New York City’s St. Patrick’s Cathedral held an empty service that was streamed live as it had done on Palm Sunday the prior weekend as the state remains the hardest-hit in the country.

“Faith, of course, doesn’t depend on things physical. And we have faith these days that even though we can’t sadly get to the synagogue or to our parish churches we can still be in union with God through prayer, through sincerity, through earnestness, through charity to others,” New York Archbishop Cardinal Timothy Dolan told CBS’ News Face the Nation. “And, thanks be to God, so many are using the technological advances that we have, live streaming, radio, TV, you name it.”

Pope Francis also conducted Easter services inside a nearly empty St. Peter’s Basilica as the service was broadcast on television, radio and streaming as he described an “Easter of solitude.”

In Israel, major religious sites including the Via Dolorosa and the Christian Quarter of Jerusalem’s Old City were closed to the public and all non-Israeli citizens or permanent residents have been barred from entering the country shutting many out of places associated with the life of Jesus Christ.

The Israeli government also deployed about 1,000 police to enforce lockdowns in religious neighborhoods most affected by the coronavirus amid both Easter and the Jewish celebration of Passover.

Bishop-elect of the Anglican Church in Jerusalem Very Reverend Dr. Hosam Naoum described the closures as “very devastating” but has streamed services from St. George’s Cathedral on Facebook for the past two weeks to more than 1,000 viewers.

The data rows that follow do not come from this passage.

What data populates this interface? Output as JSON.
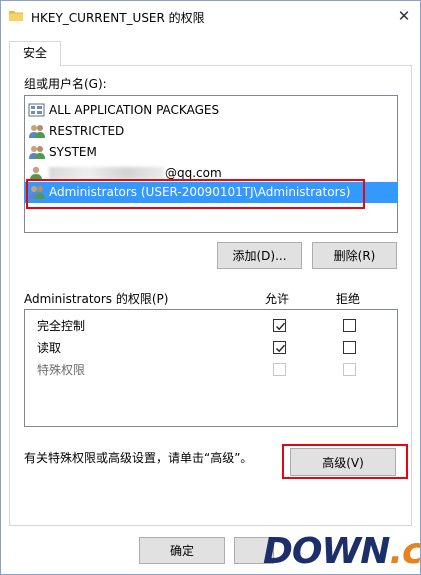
{
  "window": {
    "title": "HKEY_CURRENT_USER 的权限",
    "close_glyph": "✕"
  },
  "tab": {
    "label": "安全"
  },
  "groups": {
    "label": "组或用户名(G):",
    "items": [
      {
        "label": "ALL APPLICATION PACKAGES",
        "icon": "app-packages-icon"
      },
      {
        "label": "RESTRICTED",
        "icon": "user-group-icon"
      },
      {
        "label": "SYSTEM",
        "icon": "user-group-icon"
      },
      {
        "label": "@qq.com",
        "icon": "user-icon"
      },
      {
        "label": "Administrators (USER-20090101TJ\\Administrators)",
        "icon": "user-group-icon",
        "selected": true
      }
    ]
  },
  "buttons": {
    "add": "添加(D)...",
    "remove": "删除(R)",
    "advanced": "高级(V)",
    "ok": "确定"
  },
  "permissions": {
    "label": "Administrators 的权限(P)",
    "allow_header": "允许",
    "deny_header": "拒绝",
    "rows": [
      {
        "label": "完全控制",
        "allow": true,
        "deny": false,
        "disabled": false
      },
      {
        "label": "读取",
        "allow": true,
        "deny": false,
        "disabled": false
      },
      {
        "label": "特殊权限",
        "allow": false,
        "deny": false,
        "disabled": true
      }
    ]
  },
  "advanced_hint": "有关特殊权限或高级设置，请单击“高级”。",
  "watermark": {
    "part1": "D",
    "part2": "O",
    "part3": "WN",
    "part4": ".cc"
  },
  "colors": {
    "selection": "#3399ff",
    "highlight_box": "#e30613",
    "watermark_blue": "#1d2f6b",
    "watermark_orange": "#e8811f"
  }
}
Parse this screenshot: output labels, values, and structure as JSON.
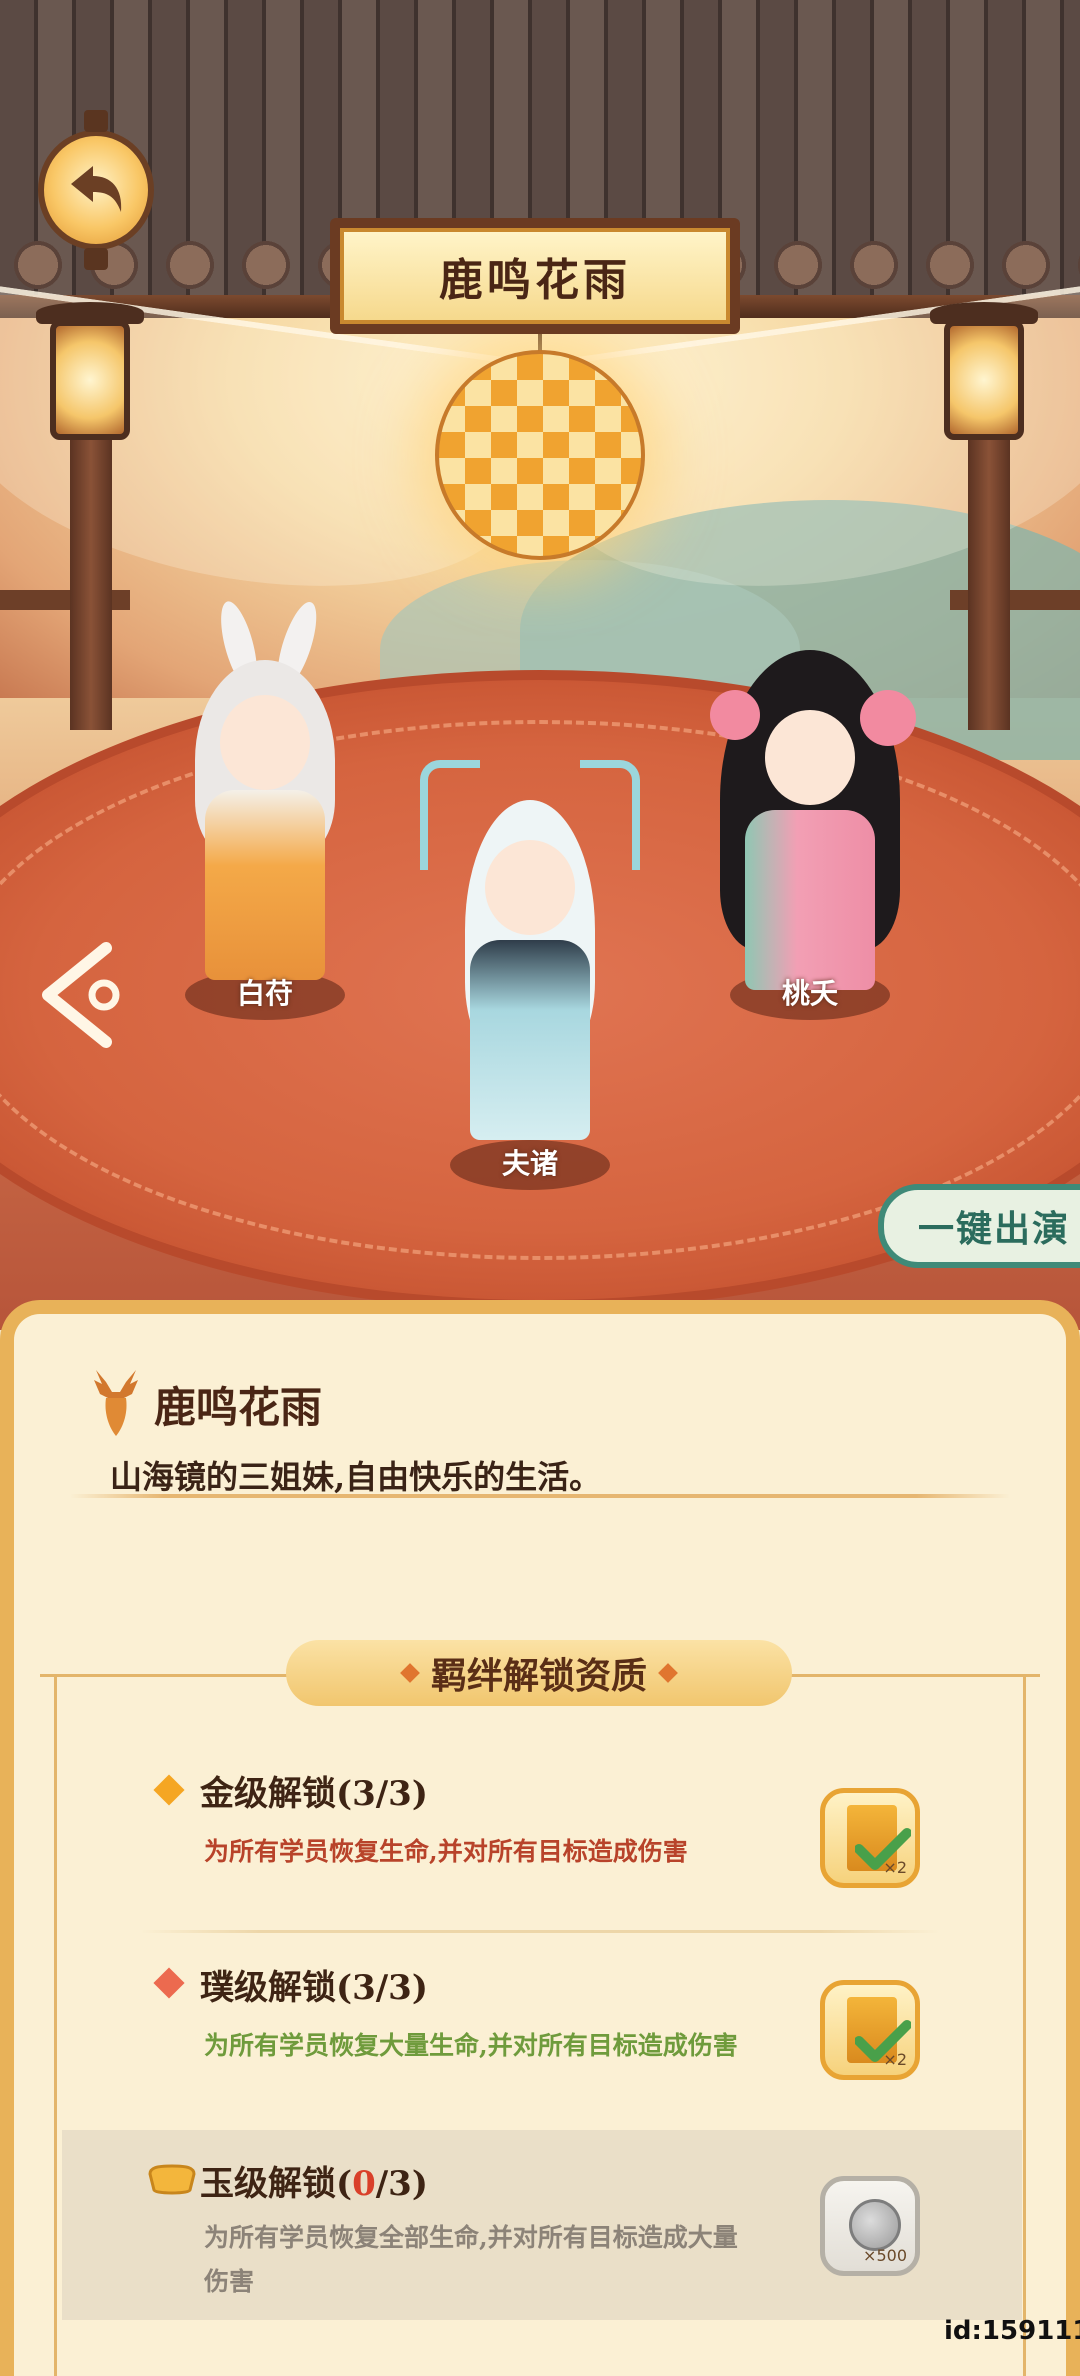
{
  "header": {
    "title": "鹿鸣花雨"
  },
  "characters": [
    {
      "name": "白苻"
    },
    {
      "name": "夫诸"
    },
    {
      "name": "桃夭"
    }
  ],
  "actions": {
    "one_click_perform": "一键出演"
  },
  "bond": {
    "title": "鹿鸣花雨",
    "description": "山海镜的三姐妹,自由快乐的生活。"
  },
  "section": {
    "header": "羁绊解锁资质"
  },
  "unlocks": [
    {
      "title_prefix": "金级解锁(",
      "progress_current": "3",
      "title_suffix": "/3)",
      "description": "为所有学员恢复生命,并对所有目标造成伤害",
      "reward_qty": "×2",
      "reward_label": "履历",
      "claimed": true,
      "color": "#b8432a"
    },
    {
      "title_prefix": "璞级解锁(",
      "progress_current": "3",
      "title_suffix": "/3)",
      "description": "为所有学员恢复大量生命,并对所有目标造成伤害",
      "reward_qty": "×2",
      "reward_label": "履历",
      "claimed": true,
      "color": "#6f9b3c"
    },
    {
      "title_prefix": "玉级解锁(",
      "progress_current": "0",
      "title_suffix": "/3)",
      "description_line1": "为所有学员恢复全部生命,并对所有目标造成大量",
      "description_line2": "伤害",
      "reward_qty": "×500",
      "claimed": false,
      "color": "#8c8378"
    }
  ],
  "footer": {
    "id_text": "id:159111"
  }
}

In the United States, some local leaders have faced pushback in attempting to limit church services including in Kentucky where District Judge Justin Walker issued a temporary restraining order against the city of Louisville after Mayor Greg Fischer ordered people to avoid church services –including drive-through services — and other gatherings.

“Citing the need for social distancing during the current pandemic, Louisville’s Mayor Greg Fischer ordered Christians not to attend Sunday services, even if they remained in their cars to worship — and even though it’s Easter, the mayor’s decision is stunning. And it is, ‘beyond all reason,’ unconstitutional,” Walker wrote.

In Louisiana, Life Tabernacle Church Pastor Tony Spell said he would hold Easter services and expected more than 2,000 people to attend at the church, saying doors would be held open so no one would be required to touch them and people from different families would not be allowed to sit together.

Spell was charged with six counts of violating shutdown orders on March 31 and Louisiana Gov. John Bel Edwards said the number of people in his church exceeded the legal limit “by a large margin.”